Feeling a sense of deja vu



THISis the second in a series of articles written by Australian fast bowler Michael Kasprowicz.

I AM not sure about you but I have had a real sense of deja vu with this series ? and we are only one Test into it.

I am sure that I have had this dream before, where Australia takes some time to find its feet in the early one-day series, even losing a couple of matches (1997), then through the build-up to the first Test England start trash talking Australia before finding themselves on the end of a proper thumping (every year since 1989).

While there are lots of newspapers in this country with plenty of copy to fill there is that feeling that we have heard all this before.

Before the first Test at Lords the papers were bursting with England players talking a load of 'malarky' centred entirely on external influences and rarely about that one thing that they could control ? their own game.

The England captain, Michael Vaughan, showed respect toward us with his pre-game media, unlike some of his team members.

Andrew Strauss wrote how they are no longer intimidated by the Aussies along with Kevin Pietersen, the South African-born Englishman in this his test debutthought the crowds have been too fair minded and urged the crowds to 'Help us Nail the Aussies and give them stick.'

He played club cricket in Sydney and claims that Australians don't like it.

Little does he know we love it.

Incidentally, Pietersen has an England tattoo on his shoulder.
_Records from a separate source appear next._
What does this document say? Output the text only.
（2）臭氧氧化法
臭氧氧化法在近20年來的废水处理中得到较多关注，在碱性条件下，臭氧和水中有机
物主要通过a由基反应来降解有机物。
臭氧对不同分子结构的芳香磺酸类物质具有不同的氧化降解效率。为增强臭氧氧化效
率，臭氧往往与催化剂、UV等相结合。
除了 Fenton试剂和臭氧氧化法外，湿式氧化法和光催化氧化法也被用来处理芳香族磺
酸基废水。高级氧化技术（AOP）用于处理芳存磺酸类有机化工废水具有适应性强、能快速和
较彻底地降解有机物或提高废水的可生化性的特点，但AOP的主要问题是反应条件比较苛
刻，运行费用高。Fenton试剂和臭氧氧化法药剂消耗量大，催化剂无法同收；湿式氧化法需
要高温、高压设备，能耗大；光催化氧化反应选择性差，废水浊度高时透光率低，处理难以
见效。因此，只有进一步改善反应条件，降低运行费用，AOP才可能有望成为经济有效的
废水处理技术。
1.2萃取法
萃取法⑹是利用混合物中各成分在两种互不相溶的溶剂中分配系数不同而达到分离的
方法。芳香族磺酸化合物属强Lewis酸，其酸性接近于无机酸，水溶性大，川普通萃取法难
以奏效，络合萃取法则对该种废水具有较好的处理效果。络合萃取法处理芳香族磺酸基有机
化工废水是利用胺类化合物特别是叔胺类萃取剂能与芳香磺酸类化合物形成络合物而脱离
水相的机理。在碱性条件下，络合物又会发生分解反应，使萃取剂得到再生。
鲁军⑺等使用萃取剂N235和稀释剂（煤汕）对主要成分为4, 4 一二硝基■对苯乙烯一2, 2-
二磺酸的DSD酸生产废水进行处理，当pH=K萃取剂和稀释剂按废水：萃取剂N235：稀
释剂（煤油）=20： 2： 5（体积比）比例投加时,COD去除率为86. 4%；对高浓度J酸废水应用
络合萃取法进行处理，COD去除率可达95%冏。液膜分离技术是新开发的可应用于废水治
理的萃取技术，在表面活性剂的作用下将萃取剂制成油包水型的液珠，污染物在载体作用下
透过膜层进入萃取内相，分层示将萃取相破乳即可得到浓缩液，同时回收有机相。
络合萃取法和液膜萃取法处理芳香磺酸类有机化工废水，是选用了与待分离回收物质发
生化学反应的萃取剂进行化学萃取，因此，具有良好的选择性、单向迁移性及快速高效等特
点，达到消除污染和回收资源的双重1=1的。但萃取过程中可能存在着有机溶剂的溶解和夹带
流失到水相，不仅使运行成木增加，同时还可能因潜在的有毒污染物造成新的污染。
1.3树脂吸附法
I had a laugh when it was said somewhere in the Aussie section of the crowd that one of our fast bowlers should give him another, that of a kookaburra on his forehead.

I'm sure that even KP would have seen the lighter side of that call.

Other than the usual confident Glenn McGrath comments on which batsmen he would target for the series, the Australian team didn't rubbish the opposition but spoke about our game and our 'skills'.

We showed respect and spoke briefly about what a great challenge England would be and how if we concentrate on our preparation and execute these skills for the entire Test, the result will look after itself.

But in what could be described as possibly the worst pre-game gaffe of Ashes history, a comment was made by Matthew Hoggard in his own broadsheet column.

Hoggard stated that McGrath and Warne are past it and predicted that the aging Australian bowlers would 'struggle to bowl out England twice.'

I can only think it must have been a 'typo' and should have read 'Australia would struggle to bowl out England in only three days to win the test.'

It ended up being three and a half days with the interruption of rain ? Warne taking six wickets and McGrath, minus his walking stick, taking nine wickets and man-of-the-match honours.

Having played five seasons of county cricket I get asked, regularly in England but rarely in Australia, what the differences are between County cricket and our Pura Cup competition.

For me the love of an 'excuse' has always stood out.

County cricket is full of them.

It was due to the poor weather, the dodgy pitch, the lousy umpiring, the wrong bat, the poor ball ? even the ordinary lunches dished up ? are the most common reasons for things going wrong on the field.

I even know an out of form county player who had missed a game because he injured his shoulder brushing his hair.

I had a coach years ago whose favourite saying was 'there may be many reasons but there are no excuses' and today the Queensland Bulls live by the creed 'excuses are for losers'.

In other words accountability is the difference and dealing with only what you as a player can control.

It is pointless wasting energy concerning yourself with anything external and totally out of your hands.

Matthew Hoggard might have discovered this, along with a healthy respect for his elders.